People have been predicting this, or something like it, going back to the 1950s. During the dotcom boom, when everything “brick and mortar” was considered passe, gurus were predicting the death of offices (along with the death of stores, of course). Everyone will telecommute! Downtowns will be nothing but server farms! Didn’t happen. IMHO, won’t happen. I know I’ve gotten more done in some face-to-face meetings (yes, I know, ugh, meetings ) than in a month’s exchange of e-mails and telephone calls with the same parties on the same matter. IMHO, the face-to-face really does matter.
I’m a Chicagoan, born and bred. My entire adult working life has been spent in the area of the Loop, and I’ve had a Metra rail pass in my pocket nearly every month for a decade now. I can attest from personal experience that office builidngs are BEING built downtown and office buildings are PLANNED to be built downtown. My present office is in the growing area just west of the train stations, and a major bank is building an office tower for its back-office operations on the block between my office and one of the train stations. Not a front office downtown and a back office out in the 'burbs or some Sunbelt sprawlville, but the front office and back office both downtown.
Include residential and retail development in the mix, and a lot is going on in the heart of Chicago. Buildings going up all over the bloody place. It’s a cliched joke because it’s true: the Chicago city bird is the crane. The “man in the street” interviews a week or so after 9/11 showing (selected?) people proclaiming fear of living in or visiting the city have been disproven by the sheer number of people in the city on weekends, not only weekends with festivals but ordinary weekends as well.
As another poster pointed out for another city: “Manhattan real estate is scarce as it is - that is valuable property located in the heart of Manhattan’s financial district.”
If office parks and shopping malls and “billions for freeways but not one cent for transit” haven’t killed downtown, a bunch of yahoos hijacking planes isn’t going to either!
There were numerous proposals during the early days of the Cold War for de-centralization of US cities. They went nowhere. Super tall buildings may not be built for some years, but they will be built again. The demands of modern civilization require it.
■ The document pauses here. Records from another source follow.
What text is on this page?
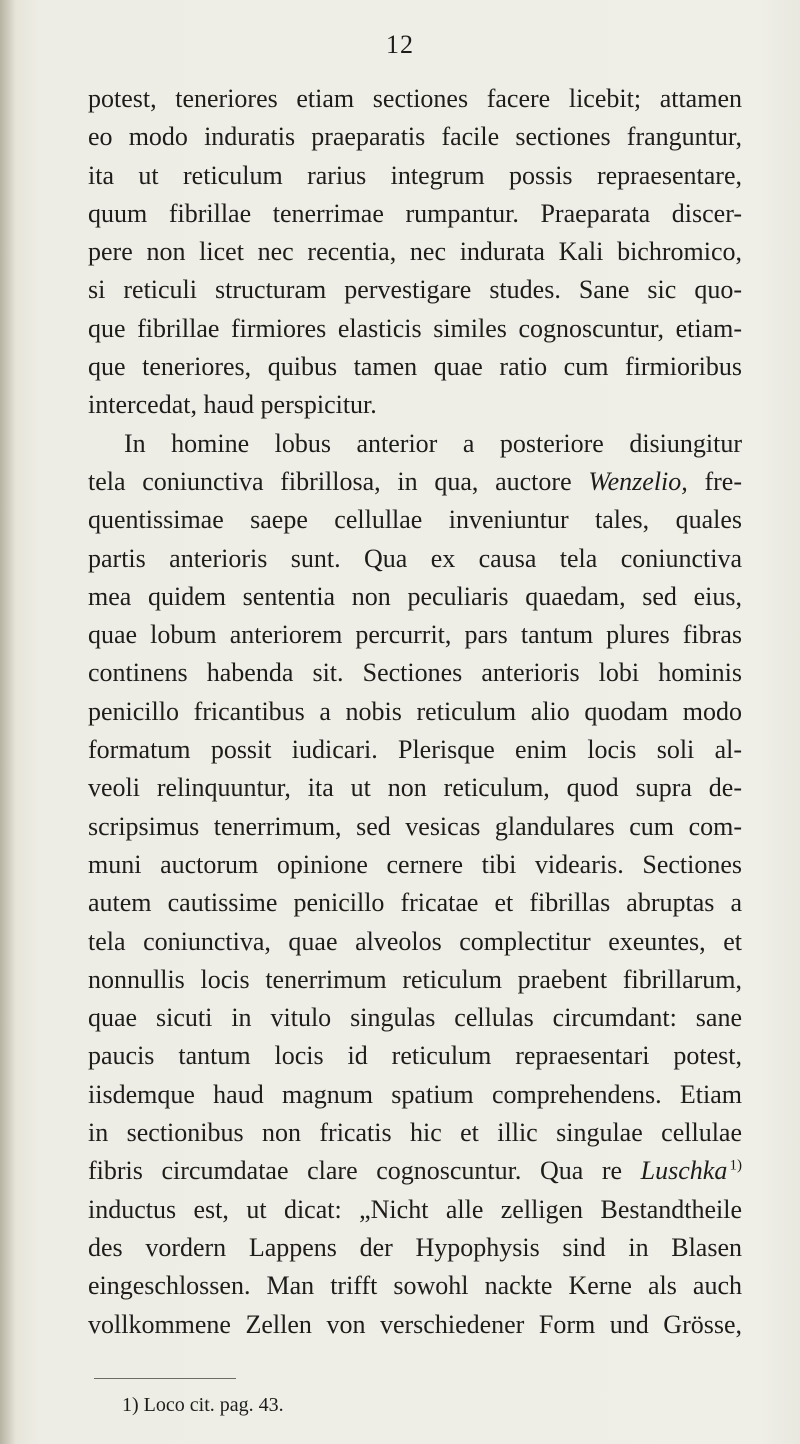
12
potest, teneriores etiam sectiones facere licebit; attamen
eo modo induratis praeparatis facile sectiones franguntur,
ita ut reticulum rarius integrum possis repraesentare,
quum fibrillae tenerrimae rumpantur. Praeparata discer-
pere non licet nec recentia, nec indurata Kali bichromico,
si reticuli structuram pervestigare studes. Sane sic quo-
que fibrillae firmiores elasticis similes cognoscuntur, etiam-
que teneriores, quibus tamen quae ratio cum firmioribus
intercedat, haud perspicitur.
In homine lobus anterior a posteriore disiungitur
tela coniunctiva fibrillosa, in qua, auctore Wenzelio, fre-
quentissimae saepe cellullae inveniuntur tales, quales
partis anterioris sunt. Qua ex causa tela coniunctiva
mea quidem sententia non peculiaris quaedam, sed eius,
quae lobum anteriorem percurrit, pars tantum plures fibras
continens habenda sit. Sectiones anterioris lobi hominis
penicillo fricantibus a nobis reticulum alio quodam modo
formatum possit iudicari. Plerisque enim locis soli al-
veoli relinquuntur, ita ut non reticulum, quod supra de-
scripsimus tenerrimum, sed vesicas glandulares cum com-
muni auctorum opinione cernere tibi videaris. Sectiones
autem cautissime penicillo fricatae et fibrillas abruptas a
tela coniunctiva, quae alveolos complectitur exeuntes, et
nonnullis locis tenerrimum reticulum praebent fibrillarum,
quae sicuti in vitulo singulas cellulas circumdant: sane
paucis tantum locis id reticulum repraesentari potest,
iisdemque haud magnum spatium comprehendens. Etiam
in sectionibus non fricatis hic et illic singulae cellulae
fibris circumdatae clare cognoscuntur. Qua re Luschka  $^{1)}$
inductus est, ut dicat: „Nicht alle zelligen Bestandtheile
des vordern Lappens der Hypophysis sind in Blasen
eingeschlossen. Man trifft sowohl nackte Kerne als auch
vollkommene Zellen von verschiedener Form und Grösse,
1) Loco cit. pag. 43.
I think the problem with renting vertical real estate space will be a real one, especially after most of the displaced companies have had to move somewhere else and set up shop. Jersey City is booming from what I hear
How about a ballpark? The Yankees wanted to move to Manhatten. Open land, excellent access.
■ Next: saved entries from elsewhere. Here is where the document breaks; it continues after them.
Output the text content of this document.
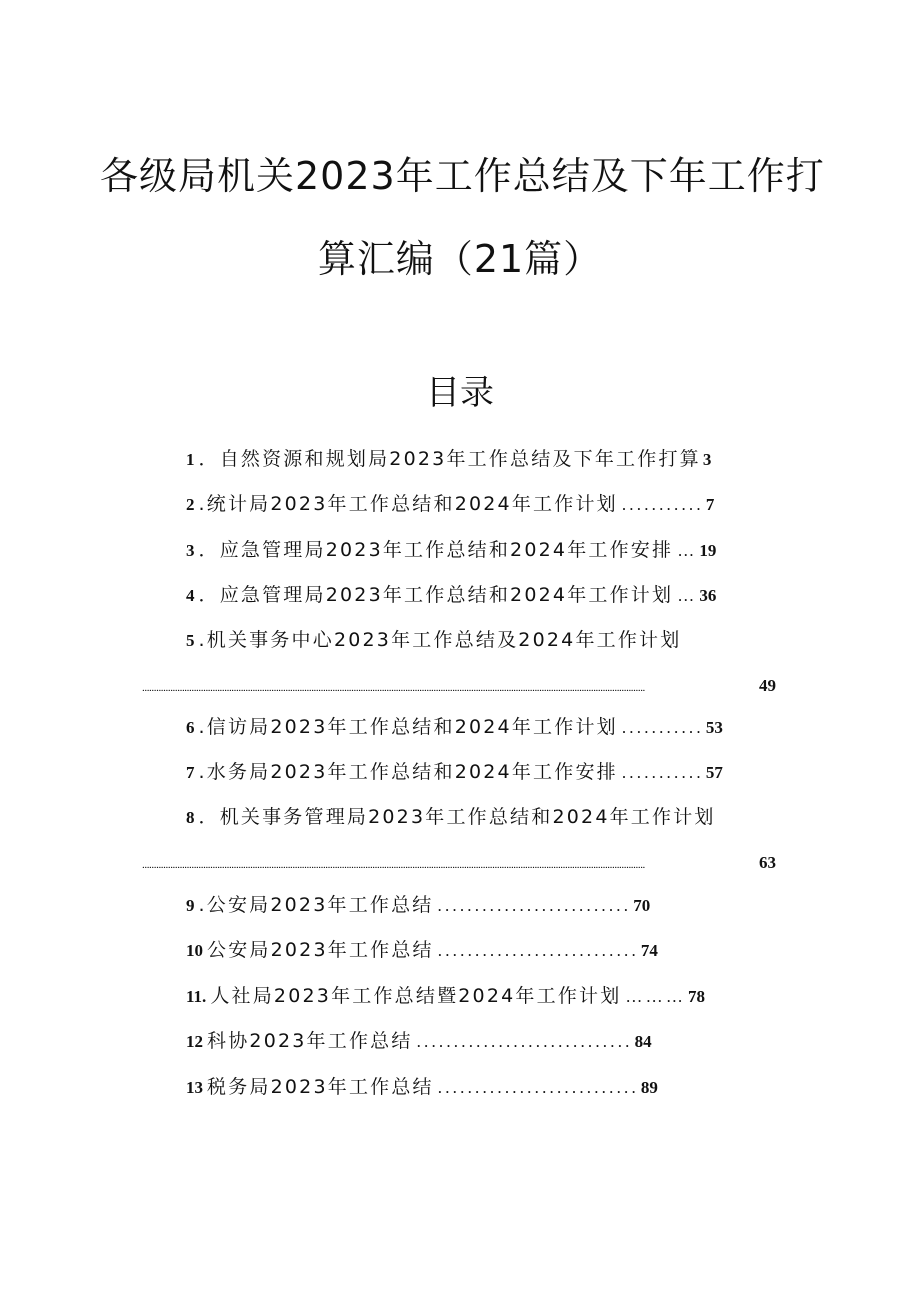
各级局机关2023年工作总结及下年工作打
算汇编（21篇）
目录
1 ．自然资源和规划局2023年工作总结及下年工作打算 3
2 .统计局2023年工作总结和2024年工作计划 ........... 7
3 ．应急管理局2023年工作总结和2024年工作安排 … 19
4 ．应急管理局2023年工作总结和2024年工作计划 … 36
5 .机关事务中心2023年工作总结及2024年工作计划
......................................................................................................................................................................................................................	49
6 .信访局2023年工作总结和2024年工作计划 ........... 53
7 .水务局2023年工作总结和2024年工作安排 ........... 57
8 ．机关事务管理局2023年工作总结和2024年工作计划
......................................................................................................................................................................................................................	63
9 .公安局2023年工作总结 .......................... 70
10 公安局2023年工作总结 ........................... 74
11. 人社局2023年工作总结暨2024年工作计划 ……… 78
12 科协2023年工作总结 ............................. 84
13 税务局2023年工作总结 ........................... 89
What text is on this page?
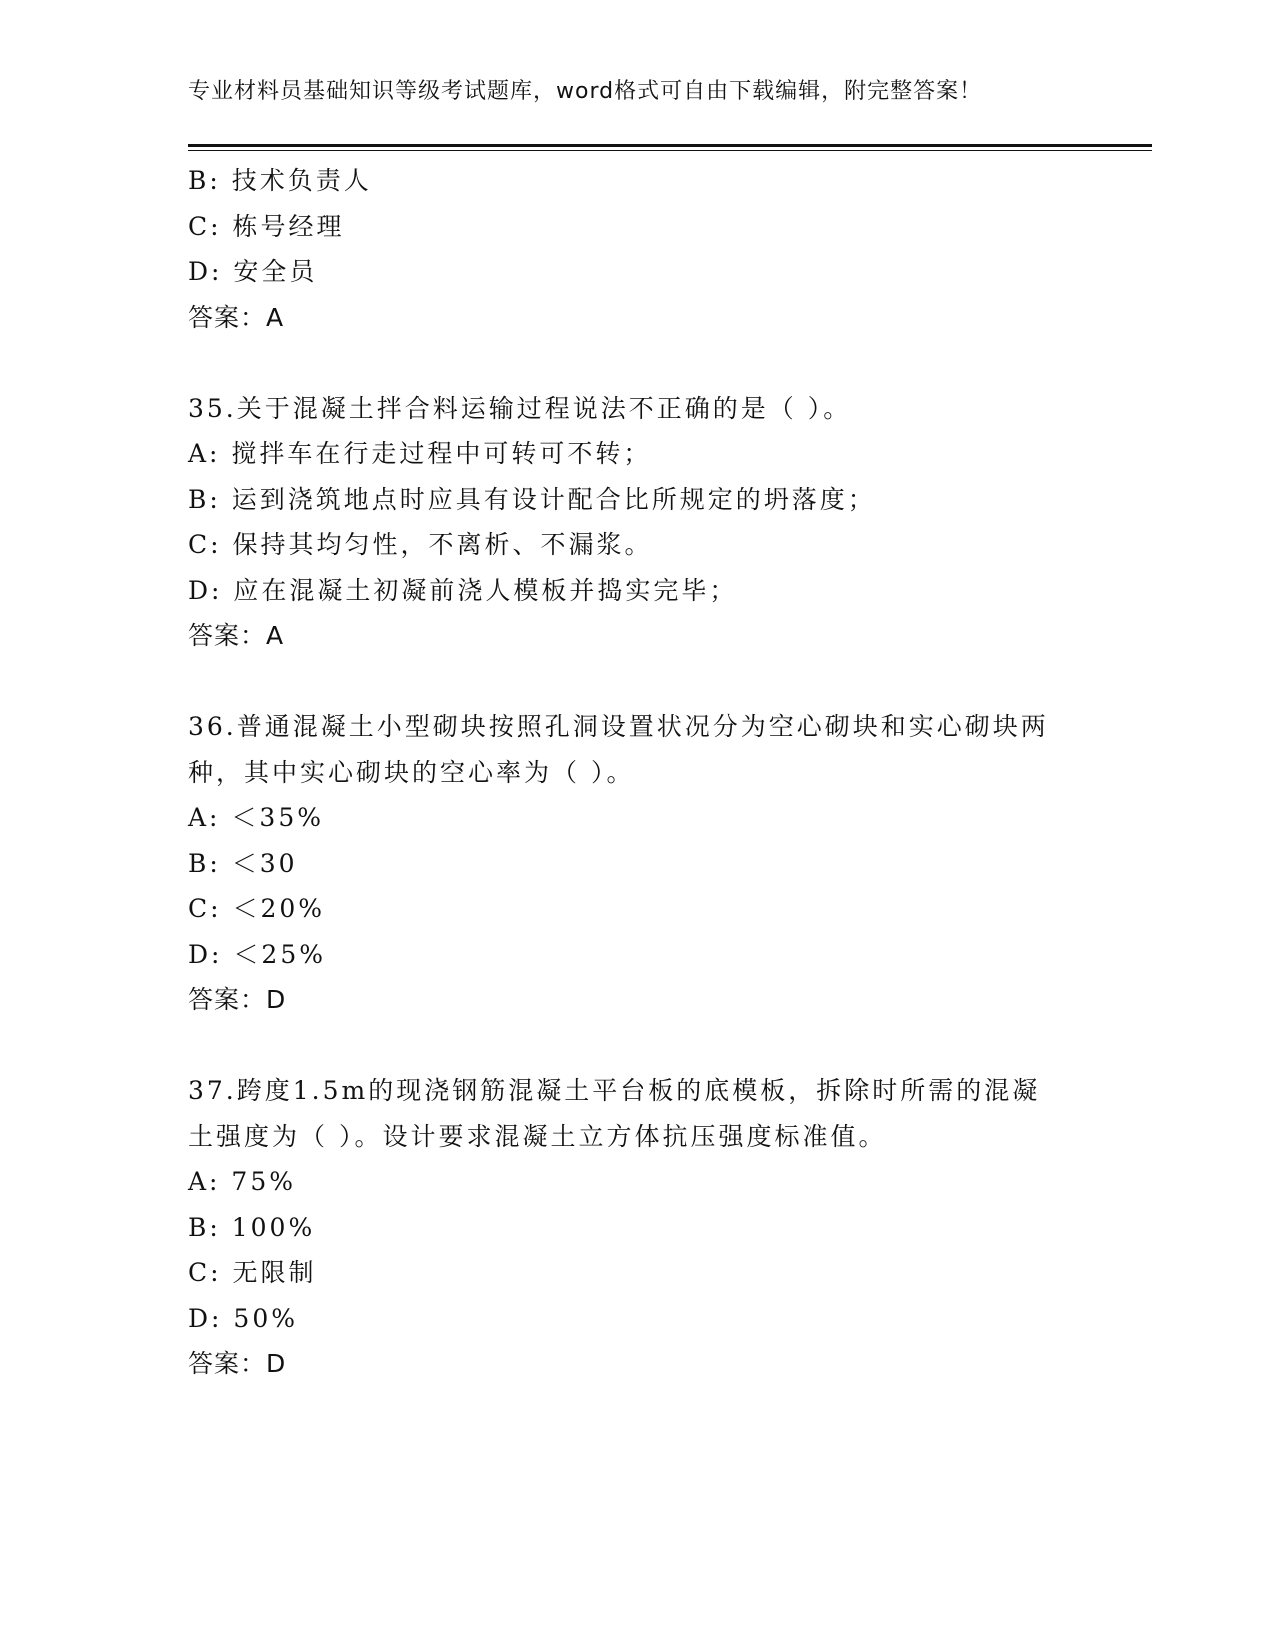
专业材料员基础知识等级考试题库，word格式可自由下载编辑，附完整答案！
B: 技术负责人
C: 栋号经理
D: 安全员
答案：A
35.关于混凝土拌合料运输过程说法不正确的是（ ）。
A: 搅拌车在行走过程中可转可不转；
B: 运到浇筑地点时应具有设计配合比所规定的坍落度；
C: 保持其均匀性，不离析、不漏浆。
D: 应在混凝土初凝前浇人模板并捣实完毕；
答案：A
36.普通混凝土小型砌块按照孔洞设置状况分为空心砌块和实心砌块两
种，其中实心砌块的空心率为（ ）。
A: ＜35%
B: ＜30
C: ＜20%
D: ＜25%
答案：D
37.跨度1.5m的现浇钢筋混凝土平台板的底模板，拆除时所需的混凝
土强度为（ ）。设计要求混凝土立方体抗压强度标准值。
A: 75%
B: 100%
C: 无限制
D: 50%
答案：D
As a native of NYC, I’ll add that I have no problem working in such places. I’m sure a lot of namby pamby shit-in-their-pants chicken littles will have such a problem for a while, but that will fade.
As to the enviro problems, that is being studied, and recent studies show no serious issues beyond the general ones for lower Manhattan.
As to the death of distance argument, crap I say. Lower Manhattan is about finance, and Finance is about relationships, and relationships are about personal connections. Anyone who makes these arguments has never had to do deals. You don’t do deals by email and video alone, you fucking press the flesh when it comes down to it.